What is the Difference in a Pool and a Swim Spa?

After a year’s worth of lockdowns, social distancing and business closures, the world has a very different view on health and exercise. Those who would regularly spend time in their local gym or community center have now begun to look at recreating an effective exercise program at home. For swimming enthusiasts, training at home is a little more complicated than what a weightlifter or cyclist has to worry about. And if space is at a premium, the actualization of a full sized swimming pool might be an impossibility. But what about a swim spa as a substitute for a swimming pool? What is the difference in a pool and a swim spa? To help answer these questions we put forward this post.

What Is A Swim Spa?

A swim spa differs from a swimming pool in that it generates a water current strong enough to keep a swimmer in one place as they practice their stroke. Think of it as similar to an aquatic treadmill. As long as the swimmer doesn’t overpower the adjustable current they never reach the end of the pool and don’t have to turn around and go back the other way. The swimming is continuous and unconstrained by the size of the tank. Because of the swim spa’s differences in design compared to a swimming pool, they offer some unique advantages which we’ll list here.


Because a swim spa’s current keeps the swimmer in place, the tank is much smaller than a full sized swimming pool. Most swim spas are 12 to 20 feet in length and 8 to 10 feet in width. To be able to comfortably swim laps in a swimming pool, the recommended minimum length is to 35 to 40 feet. For those who live in urban areas or have a small backyard, a full sized swimming pool may simply not be an option. However, a swim spa will allow endless amounts of swimming without the need for a lot of space.


Although no swim-at-home situation will come cheaply, swim spas typically come at a fraction of the price of a full sized swimming pool.

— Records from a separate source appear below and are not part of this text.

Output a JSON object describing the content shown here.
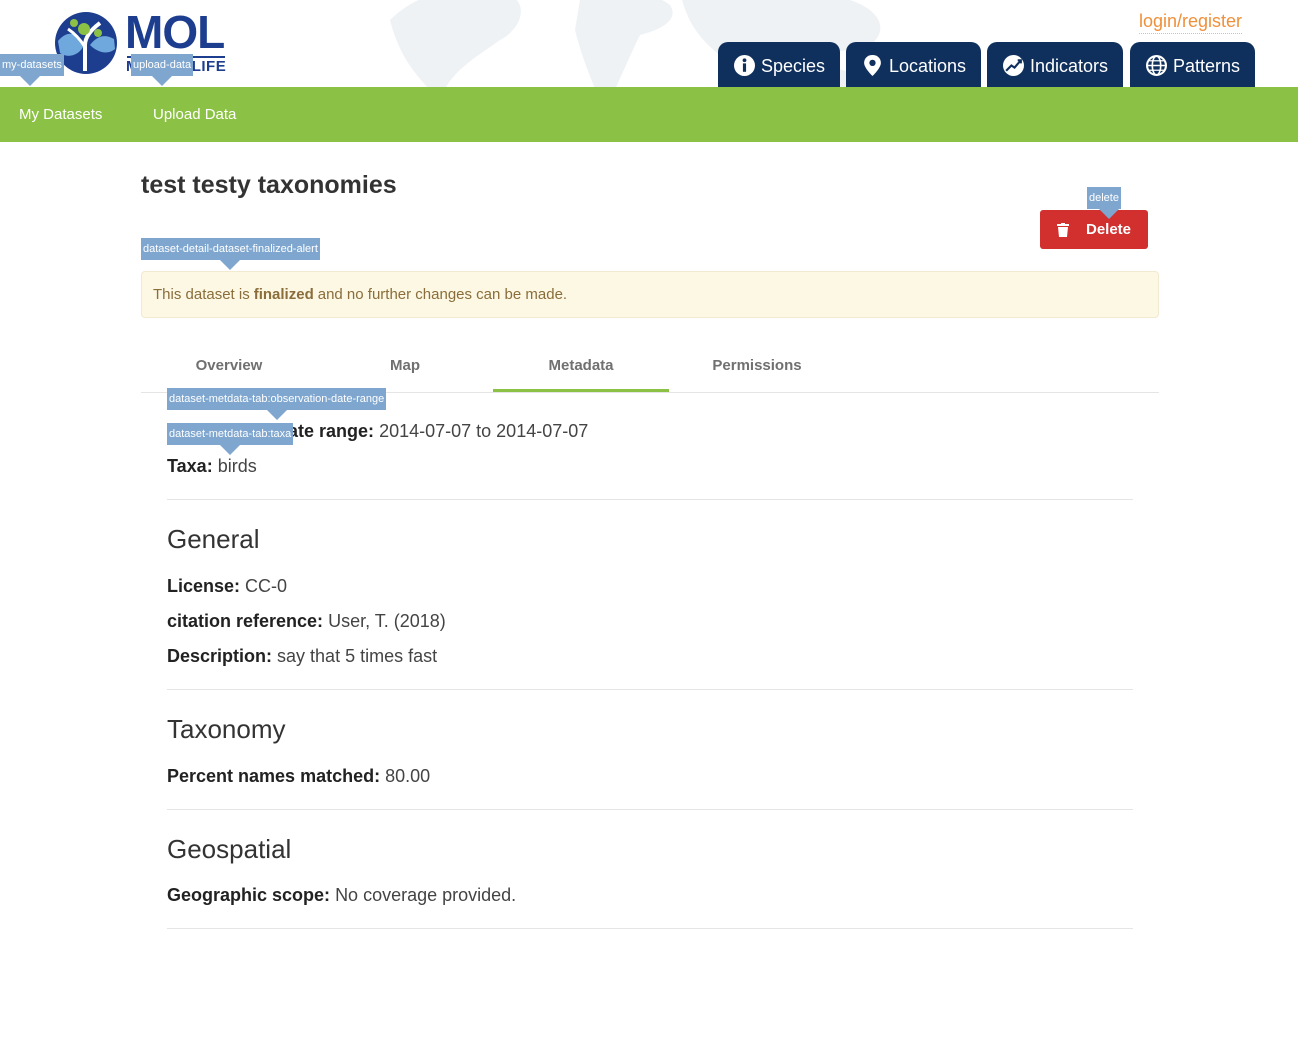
{
  "header": {
    "logo_title": "MOL",
    "logo_subtitle": "MAP OF LIFE",
    "login_label": "login/register",
    "nav": [
      {
        "label": "Species",
        "icon": "info-icon"
      },
      {
        "label": "Locations",
        "icon": "map-pin-icon"
      },
      {
        "label": "Indicators",
        "icon": "trend-chart-icon"
      },
      {
        "label": "Patterns",
        "icon": "globe-grid-icon"
      }
    ]
  },
  "subnav": {
    "my_datasets": "My Datasets",
    "upload_data": "Upload Data"
  },
  "tooltips": {
    "my_datasets": "my-datasets",
    "upload_data": "upload-data",
    "delete": "delete",
    "finalized_alert": "dataset-detail-dataset-finalized-alert",
    "observation_date_range": "dataset-metdata-tab:observation-date-range",
    "taxa": "dataset-metdata-tab:taxa"
  },
  "dataset": {
    "title": "test testy taxonomies",
    "delete_label": "Delete",
    "alert": {
      "prefix": "This dataset is",
      "emphasis": "finalized",
      "suffix": "and no further changes can be made."
    }
  },
  "tabs": {
    "overview": "Overview",
    "map": "Map",
    "metadata": "Metadata",
    "permissions": "Permissions",
    "active": "Metadata"
  },
  "metadata": {
    "observation_label": "Observation date range:",
    "observation_value": "2014-07-07 to 2014-07-07",
    "taxa_label": "Taxa:",
    "taxa_value": "birds",
    "general": {
      "heading": "General",
      "license_label": "License:",
      "license_value": "CC-0",
      "citation_label": "citation reference:",
      "citation_value": "User, T. (2018)",
      "description_label": "Description:",
      "description_value": "say that 5 times fast"
    },
    "taxonomy": {
      "heading": "Taxonomy",
      "percent_label": "Percent names matched:",
      "percent_value": "80.00"
    },
    "geospatial": {
      "heading": "Geospatial",
      "scope_label": "Geographic scope:",
      "scope_value": "No coverage provided."
    }
  },
  "colors": {
    "nav_dark": "#0f2f5c",
    "green": "#8bc145",
    "login_orange": "#f0903a",
    "delete_red": "#d22f2f",
    "tooltip_blue": "#7ea6cf",
    "alert_bg": "#fcf8e3"
  }
}
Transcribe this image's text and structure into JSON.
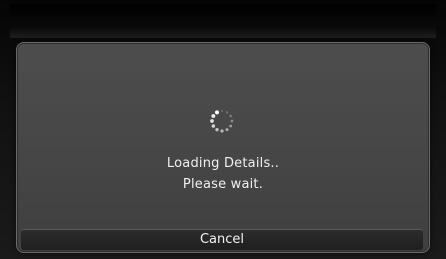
{
  "dialog": {
    "message_line1": "Loading Details..",
    "message_line2": "Please wait.",
    "cancel_label": "Cancel",
    "spinner_icon": "loading-spinner-icon"
  },
  "colors": {
    "background": "#0c0c0c",
    "dialog_bg": "#484848",
    "text": "#f0f0f0",
    "button_bg": "#262626"
  }
}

This becomes even more apparent when comparing swim spas with inground pools. And not only are the upfront costs of a swim spa much less than a full sized swimming pool, but operating costs are also generally much cheaper as well.


If you’re installing a full sized swimming pool – whether above ground or inground – the process will take weeks and possibly even months. A full sized swimming pool will arrive in several pieces that need to be put together. A swim spa, on the other hand, is typically a self-contained unit that can be wheeled or hoisted into place. With some proper planning, upon delivery you could be swimming the same day that the swim spa arrives. You’ll definitely be using it within the week. If getting up and swimming quickly is important to you, a swim spa is, by far, the path of least resistance.


While a full sized swimming pool may provide more space, the swim spa offers a versatility that can’t be matched by a pool. Not only can a swim spa be used for swimming, but it can also double as a hot tub. Most swim spas feature a seating area complete with massaging water jets. Some swim spas have dual tanks to allow swimming and hydrotherapeutic hot tubbing to occur at the same time. And because of the smaller tank size and the ease of maintaining a higher water temperature, swim spas can be used year round – even in the depths of winter.